Incidentalome surrénalien : l’amincissement de la surrénale controlatérale est évocateur d’une hypersécrétion de cortisol

21/09/2020 Par Pr Philippe Chanson
Endocrinologie-Métabolisme
Les incidentalomes surrénaliens sont de plus en plus fréquents du fait de l’augmentation des explorations radiologiques, atteignant une prévalence de 10 % chez les sujets âgés. 80 % des incidentalomes surrénaliens sont non fonctionnels mais on sait que 10 à 30 % des adénomes découverts de manière fortuite peuvent en fait sécréter une petite quantité de cortisol de manière autonome. Les adénomes surrénaliens autonomes, lorsqu’ils secrètent une quantité importante de cortisol, peuvent être à l’origine d’un syndrome de Cushing ou d’un hypercortisolisme infraclinique parfois difficile à mettre en évidence et pour lequel la décision thérapeutique est difficile.

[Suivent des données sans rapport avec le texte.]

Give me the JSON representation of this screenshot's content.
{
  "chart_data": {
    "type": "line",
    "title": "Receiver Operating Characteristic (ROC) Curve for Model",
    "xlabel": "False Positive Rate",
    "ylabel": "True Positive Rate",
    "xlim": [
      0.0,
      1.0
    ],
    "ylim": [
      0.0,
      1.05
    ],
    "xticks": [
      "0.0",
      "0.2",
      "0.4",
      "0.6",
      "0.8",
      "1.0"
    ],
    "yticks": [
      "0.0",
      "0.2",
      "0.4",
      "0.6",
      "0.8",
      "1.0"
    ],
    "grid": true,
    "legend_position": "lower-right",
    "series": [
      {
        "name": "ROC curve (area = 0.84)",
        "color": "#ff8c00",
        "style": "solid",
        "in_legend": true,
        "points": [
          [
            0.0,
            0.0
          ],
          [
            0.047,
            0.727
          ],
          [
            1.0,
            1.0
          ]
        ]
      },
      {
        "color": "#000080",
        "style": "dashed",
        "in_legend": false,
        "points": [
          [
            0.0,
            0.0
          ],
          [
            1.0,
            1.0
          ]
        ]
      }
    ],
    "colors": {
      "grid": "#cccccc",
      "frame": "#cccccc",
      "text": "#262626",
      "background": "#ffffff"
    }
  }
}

Une façon d’aborder la sécrétion autonome de cortisol par une surrénale pourrait être d’évaluer les caractéristiques radiologiques de la surrénale controlatérale. En effet, en cas d’hypercortisolisme, le freinage de l’ACTH peut, à long terme, entraîner une atrophie plus ou moins importante de la surrénale controlatérale et la mesure radiologique devrait donc permettre d’aider à définir le caractère autonome hypersécrétant de cortisol d’un adénome surrénalien. Dans une étude coréenne ayant inclus 64 patients ayant un syndrome de Cushing patent, 59 patients ayant un hypercortisolisme autonome très modéré et 64 patients ayant un adénome surrénalien non fonctionnel, le volume et l’épaisseur des jambages de la surrénale controlatérale à l’adénome ont été mesurés par des analyses radiologiques planaires ou volumétriques. L’âge moyen des patients était de 56.6 ± 1 ans et 123 patients (65.1 %) étaient des femmes. Les syndromes de Cushing avaient des adénomes surrénaliens supérieurs en termes de volume à ceux des hypercortisolismes modérés infracliniques et à ceux des adénomes non fonctionnels alors que le volume de la glande surrénalienne controlatérale et l’épaisseur des jambages diminuaient en sens inverse. Les patients ayant un hypercortisolisme infraclinique ou un syndrome de Cushing patent avaient plus souvent une ostéoporose que ceux qui avaient un adénome non fonctionnel (p = 0.006) et les patients ayant un syndrome de Cushing avaient plus souvent une fracture de fatigue en comparaison de ceux ayant un adénome non fonctionnel ou un hypercorticisme infraclinique (p = 0.002). Parmi les caractéristiques radiologiques, l’épaisseur des jambages de la surrénale controlatérale étaient corrélés aux concentrations de cortisol après freinage minute (r = -0.583 ; p < 0.001). On peut donc utiliser l’analyse de la surrénale controlatérale à un adénome surrénalien et en particulier l’épaisseur du jambage surrénalien pour définir le caractère autonome de sécrétion du cortisol.